The naphthalenesulfonate dispersants used in the present invention include polynaphthalenesulfonic acid and its salts (polynaphthalenesulfonates) and derivatives, which are condensation products of naphthalenesulfonic acids with formaldehyde. Particularly desirable polynaphthalenesulfonates include sodium and calcium naphthalenesulfonate. The average molecular weight of the naphthalene sulfonate may be in the range of about 3,000 to 20,000, but the molecular weight is preferably about 8,000 to 10,000. Higher molecular weight dispersants have higher viscosities and result in higher water requirements during the formulation process. Useful naphthalenesulfonates include DILOFLO available from GEO Specialty Chemicals, Cleveland, Ohio; DAXAD available from Hampshire Chemical Corp., Lexington, Massachusetts; and LOMAR D available from GEO specialty Chemicals, Lafayette, Indiana. The naphthalenesulfonates are preferably used in the form of aqueous solutions, for example, having a solids content in the range from 35 to 55% by weight. Most preferably, the naphthalene sulfonate is used in the form of an aqueous solution having, for example, a solids content in the range of about 40 to 45% by weight. Alternatively, the naphthalenesulfonates can be used in dry solid or powder form, as appropriate.

The polynaphthalenesulfonates useful in the present invention have the general structure (I):

wherein n is greater than 2, and wherein M is sodium, potassium, calcium, or the like.

The naphthalenesulfonate dispersant, preferably in the form of an about 45% by weight aqueous solution, based on the weight of dry stucco used in the gypsum composite formulation, must be used in an amount in the range of about 0.5% to about 2.5% by weight. A more preferred range of naphthalenesulfonate dispersant is from about 0.5% to about 1.5% by weight based on the weight of dry stucco, and a most preferred range is from about 0.7% to about 1.5% by weight based on the weight of dry stucco.

Stated another way, the naphthalenesulfonate dispersant must be used in an amount in the range of about 0.1% to about 3.0% by weight on a dry basis based on the weight of dry stucco used in the gypsum composite formulation. A more preferred range of naphthalenesulfonate dispersant (on a dry solids basis) is from about 0.25% to about 2.0% by weight based on the weight of dry stucco, and a most preferred range (on a dry solids basis) is from about 0.3% to about 0.7% by weight based on the weight of dry stucco.

Any suitable water soluble metaphosphate or polyphosphate may be used in the present invention. Trimetaphosphate salts are preferably used, including double salts, i.e. trimetaphosphate salts having two cations. Particularly useful trimetaphosphate salts include sodium trimetaphosphate, potassium trimetaphosphate, calcium trimetaphosphate, sodium calcium trimetaphosphate, lithium trimetaphosphate, ammonium trimetaphosphate, the like, or combinations thereof. The preferred trimetaphosphate salt is sodium trimetaphosphate. Trimetaphosphate salts in aqueous solution having a solids content in the range of about 10-15% by weight, for example, are preferably used. Other cyclic or acyclic polyphosphates may also be used, as described in U.S. Pat. No. 6,409,825 to Yu et al, which is incorporated herein by reference.

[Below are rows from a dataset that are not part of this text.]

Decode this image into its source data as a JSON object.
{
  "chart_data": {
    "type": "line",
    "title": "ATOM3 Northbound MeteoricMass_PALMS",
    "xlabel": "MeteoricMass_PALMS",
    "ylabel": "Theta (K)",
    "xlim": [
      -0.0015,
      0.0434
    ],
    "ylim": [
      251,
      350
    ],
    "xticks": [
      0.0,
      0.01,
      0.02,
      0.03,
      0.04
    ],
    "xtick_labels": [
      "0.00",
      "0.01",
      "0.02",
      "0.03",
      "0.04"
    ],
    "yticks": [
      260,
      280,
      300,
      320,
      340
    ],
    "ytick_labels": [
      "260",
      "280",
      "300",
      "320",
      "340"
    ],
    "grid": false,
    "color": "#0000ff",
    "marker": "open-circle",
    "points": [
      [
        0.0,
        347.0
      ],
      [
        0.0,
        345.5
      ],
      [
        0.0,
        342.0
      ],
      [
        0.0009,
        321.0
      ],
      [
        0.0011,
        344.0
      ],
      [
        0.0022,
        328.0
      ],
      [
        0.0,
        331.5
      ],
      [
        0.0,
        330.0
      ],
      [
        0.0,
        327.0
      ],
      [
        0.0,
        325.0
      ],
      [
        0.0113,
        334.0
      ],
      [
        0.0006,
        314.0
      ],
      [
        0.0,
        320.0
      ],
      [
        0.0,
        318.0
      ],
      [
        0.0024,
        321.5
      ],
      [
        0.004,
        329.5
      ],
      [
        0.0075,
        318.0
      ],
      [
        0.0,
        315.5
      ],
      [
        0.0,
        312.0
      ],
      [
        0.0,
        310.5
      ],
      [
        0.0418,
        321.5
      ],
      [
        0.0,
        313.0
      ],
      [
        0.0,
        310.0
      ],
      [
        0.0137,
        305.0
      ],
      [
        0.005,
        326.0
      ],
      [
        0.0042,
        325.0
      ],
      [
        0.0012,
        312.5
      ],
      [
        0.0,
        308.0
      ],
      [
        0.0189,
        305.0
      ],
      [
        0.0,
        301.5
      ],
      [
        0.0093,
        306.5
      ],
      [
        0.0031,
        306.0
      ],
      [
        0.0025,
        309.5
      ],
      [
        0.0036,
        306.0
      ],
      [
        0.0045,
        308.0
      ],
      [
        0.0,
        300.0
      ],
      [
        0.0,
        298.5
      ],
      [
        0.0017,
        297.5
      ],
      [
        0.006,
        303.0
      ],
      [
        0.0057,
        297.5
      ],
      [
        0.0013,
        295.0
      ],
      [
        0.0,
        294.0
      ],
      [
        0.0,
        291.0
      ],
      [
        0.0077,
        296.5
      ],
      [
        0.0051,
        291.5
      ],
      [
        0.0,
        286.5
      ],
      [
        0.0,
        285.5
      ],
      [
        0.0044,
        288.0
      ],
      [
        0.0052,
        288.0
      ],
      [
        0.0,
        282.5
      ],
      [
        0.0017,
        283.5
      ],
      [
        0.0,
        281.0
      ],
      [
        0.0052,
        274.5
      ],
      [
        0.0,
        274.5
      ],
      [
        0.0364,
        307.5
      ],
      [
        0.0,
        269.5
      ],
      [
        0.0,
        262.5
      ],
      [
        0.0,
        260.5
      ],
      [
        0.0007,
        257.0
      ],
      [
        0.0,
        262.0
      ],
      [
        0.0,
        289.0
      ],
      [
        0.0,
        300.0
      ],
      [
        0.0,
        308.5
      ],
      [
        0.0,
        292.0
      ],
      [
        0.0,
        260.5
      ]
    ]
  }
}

Sodium trimetaphosphate is a known additive in gypsum-containing compositions, but is typically used in amounts ranging from about 0.05% to about 0.08% by weight based on the weight of dry stucco used in the gypsum slurry. In embodiments of the present invention, sodium trimetaphosphate (or other water-soluble metaphosphate or polyphosphate) must be present in an amount in the range of from about 0.12% to about 0.4% by weight based on the weight of dry stucco used in the gypsum composite formulation. The preferred range of sodium trimetaphosphate (or other water-soluble metaphosphate or polyphosphate) is from about 0.12% to about 0.3% by weight based on the weight of dry stucco used in the gypsum composite formulation.

There are two forms of stucco, α and β. These two types of stucco are made by different means of calcination. In the present invention, stucco in either the beta or alpha form can be used.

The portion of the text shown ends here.